Toplumsal Demokrat Partili (SPD) Weil, "Kesin olan şu ki, karar ne tarafta olursa olsun ekonomik bir karar olacak, siyasi bir söz değil" diye konuştu. Weil, kararın bir sonraki ya da ondan sonraki Teftiş Konseyi toplantısında verilebileceğini belirterek seçimin sonbahara sarkabileceği iletisini verdi.
Fabrikanın Türkiye'de kurulmasına karşı olanlar, ülkedeki insan hakları durumuna dikkat çekiyordu. Volkswagen'in merkezinin bulunduğu Aşağı Saksonya eyaletinin Başbakanı Weil ise "Türkiye'deki demokratlara Cumhurbaşkanı Erdoğan yüzünden ülkenin tümden devre dışı bırakıldığı izlenimi verilmemesi" ihtarında bulunmuştu.
Son olarak Alman kamu yayıncılık kuruluşu ARD, Alman hükümet kaynaklarına dayandırdığı haberde Passat, Skoda ve Seat modellerinin üretileceği yeni fabrika için Manisa'da karar kılındığını, Ankara'nın VW'nin tüm taleplerini karşılayarak devlet garantisi verdiğini bildirmişti.
DUDENHÖFFER: BULGARİSTAN'IN DA AVANTAJLARI VAR
Almanya’nın önde gelen araba dalı uzmanlarından Prof.Dr. Ferdinand Dudenhöffer de Volkswagen’ın Türkiye’den yana karar aldığı tarafındaki haberlere kuşkuyla yaklaşıyor. Dudenhöffer DW Türkçe’ye yaptığı açıklamada Türkiye’nin avantajlarının yanı sıra dezavantajlarının da bulunduğuna dikkat çekerek Bulgaristan’dan yana bir seçimin de kelam konusu olabileceğini belirtti.
Türkiye’nin coğrafik pozisyonu, altyapısı, nitelikli işgücü, otomotivdeki tecrübesi ve yedek kesim ağının büyük avantaj sağladığını kaydeden Duisburg-Essen Üniversitesi Profesörü Dudenhöffer, “Ancak araba üreticileri uzun vadeli kararlar almaya çalışır. Bir fabrika kurulacaksa bunlar 15-20 yıllık bir periyodu kapsayan kararlardır. Türkiye’de iktisat güç bir durumda. Araba piyasası çöktü. Türkiye’nin önümüzdeki 10 yılda AB üyeliği pek muhtemel görünmüyor. Cumhurbaşkanı Recep Tayyip Erdoğan idaresinde memleketler arası temaslar çok güçlü değil. Siyasi belirsizlikler Türkiye için dezavantaj” diye konuştu.

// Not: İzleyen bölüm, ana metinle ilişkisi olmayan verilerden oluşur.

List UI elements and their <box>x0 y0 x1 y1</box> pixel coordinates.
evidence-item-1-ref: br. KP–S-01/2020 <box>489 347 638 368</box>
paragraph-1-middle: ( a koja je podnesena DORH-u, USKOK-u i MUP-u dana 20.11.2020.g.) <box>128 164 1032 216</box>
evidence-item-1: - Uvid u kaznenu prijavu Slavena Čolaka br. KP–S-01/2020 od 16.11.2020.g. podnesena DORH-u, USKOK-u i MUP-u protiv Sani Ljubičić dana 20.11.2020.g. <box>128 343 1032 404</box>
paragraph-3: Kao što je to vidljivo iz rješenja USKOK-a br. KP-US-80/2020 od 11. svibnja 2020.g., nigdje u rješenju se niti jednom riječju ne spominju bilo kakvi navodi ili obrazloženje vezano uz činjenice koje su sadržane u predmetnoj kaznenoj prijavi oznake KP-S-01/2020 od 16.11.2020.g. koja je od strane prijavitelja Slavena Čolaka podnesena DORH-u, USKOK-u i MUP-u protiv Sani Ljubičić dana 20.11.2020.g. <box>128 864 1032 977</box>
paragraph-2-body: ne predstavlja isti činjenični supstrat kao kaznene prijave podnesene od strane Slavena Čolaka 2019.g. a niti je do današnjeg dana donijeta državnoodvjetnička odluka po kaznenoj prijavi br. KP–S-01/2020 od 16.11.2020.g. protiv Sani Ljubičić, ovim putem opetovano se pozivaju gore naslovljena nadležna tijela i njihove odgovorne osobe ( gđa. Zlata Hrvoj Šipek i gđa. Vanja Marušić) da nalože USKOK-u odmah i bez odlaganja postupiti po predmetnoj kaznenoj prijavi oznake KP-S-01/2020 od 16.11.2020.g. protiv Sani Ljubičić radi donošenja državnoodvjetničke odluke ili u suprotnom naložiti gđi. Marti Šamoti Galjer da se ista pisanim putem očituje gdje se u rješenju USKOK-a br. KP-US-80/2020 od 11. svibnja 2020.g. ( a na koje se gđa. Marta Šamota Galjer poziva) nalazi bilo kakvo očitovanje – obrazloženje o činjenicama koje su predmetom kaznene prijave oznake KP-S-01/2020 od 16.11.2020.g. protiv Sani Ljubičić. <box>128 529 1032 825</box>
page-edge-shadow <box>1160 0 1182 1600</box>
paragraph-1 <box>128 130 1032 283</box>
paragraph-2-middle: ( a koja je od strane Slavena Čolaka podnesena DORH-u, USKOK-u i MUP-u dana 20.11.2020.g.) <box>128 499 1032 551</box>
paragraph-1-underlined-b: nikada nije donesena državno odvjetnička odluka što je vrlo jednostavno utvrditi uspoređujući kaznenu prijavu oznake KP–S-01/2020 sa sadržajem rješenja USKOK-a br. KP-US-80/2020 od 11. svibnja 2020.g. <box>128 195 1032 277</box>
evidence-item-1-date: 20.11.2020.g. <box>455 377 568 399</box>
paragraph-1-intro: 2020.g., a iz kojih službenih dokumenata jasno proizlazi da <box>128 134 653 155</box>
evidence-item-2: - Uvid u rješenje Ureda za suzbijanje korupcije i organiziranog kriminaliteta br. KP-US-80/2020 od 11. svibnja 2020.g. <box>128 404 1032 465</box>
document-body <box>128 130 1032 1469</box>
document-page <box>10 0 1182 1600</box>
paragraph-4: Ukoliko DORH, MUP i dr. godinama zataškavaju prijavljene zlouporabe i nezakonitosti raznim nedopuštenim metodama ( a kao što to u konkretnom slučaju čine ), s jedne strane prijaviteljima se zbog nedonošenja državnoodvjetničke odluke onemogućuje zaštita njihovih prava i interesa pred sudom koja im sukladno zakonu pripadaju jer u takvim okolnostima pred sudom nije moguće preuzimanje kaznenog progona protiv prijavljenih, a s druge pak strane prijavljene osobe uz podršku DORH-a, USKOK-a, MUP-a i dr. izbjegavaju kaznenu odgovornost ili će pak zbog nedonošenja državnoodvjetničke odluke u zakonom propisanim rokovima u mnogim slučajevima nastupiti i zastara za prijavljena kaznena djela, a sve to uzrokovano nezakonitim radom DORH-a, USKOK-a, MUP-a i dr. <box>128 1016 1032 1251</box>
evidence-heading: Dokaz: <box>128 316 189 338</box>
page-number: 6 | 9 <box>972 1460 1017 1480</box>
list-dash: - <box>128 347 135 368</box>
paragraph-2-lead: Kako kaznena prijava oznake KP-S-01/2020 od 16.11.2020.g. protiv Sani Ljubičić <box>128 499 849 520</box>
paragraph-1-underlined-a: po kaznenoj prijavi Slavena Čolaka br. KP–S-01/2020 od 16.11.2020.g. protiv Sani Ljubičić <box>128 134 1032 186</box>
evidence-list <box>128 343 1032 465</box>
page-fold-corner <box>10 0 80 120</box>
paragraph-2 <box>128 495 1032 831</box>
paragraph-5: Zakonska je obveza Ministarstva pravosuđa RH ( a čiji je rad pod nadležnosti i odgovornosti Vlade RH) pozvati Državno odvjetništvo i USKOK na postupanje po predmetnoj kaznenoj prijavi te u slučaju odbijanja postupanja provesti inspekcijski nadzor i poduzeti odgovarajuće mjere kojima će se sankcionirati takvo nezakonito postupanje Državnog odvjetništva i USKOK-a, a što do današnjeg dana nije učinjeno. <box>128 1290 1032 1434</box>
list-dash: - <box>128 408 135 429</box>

Fabrikanın nereye kurulacağı konusundaki kararda VW Teftiş Konseyi, sendikalar ve iş yeri temsilciliğinin de yüklü rol oynayacağını ve bunun Türkiye için dezavantaj manasına gelebileceğini belirten Dudenhöffer, "Ben mevcut duruma bakıldığında Türkiye'de önümüzdeki 10 yılda değerli güzelleşmeler olacağını öngöremiyorum. Bunun VW’de ve Teftiş Konseyinde da ayrıntılı bir biçimde tartışıldığını düşünüyorum. Erdoğan faktörü ve Erdoğan'la Batı ortasındaki problemler VW’nin Bulgaristan’a yönelmesine yol açabilir” görüşünü lisana getirdi.
Dudenhöffer Bulgaristan’ın AB ülkesi olarak iş hukuku ve özgürlüklerle ilgili Türkiye’den daha uygun bir pozisyonda olduğunu ve siyasi açıdan çok daha az risk barındırdığını belirterek VW’nin seçiminde Bulgaristan'ın Türkiye’ye karşı bir bahtı olabileceğini kaydetti.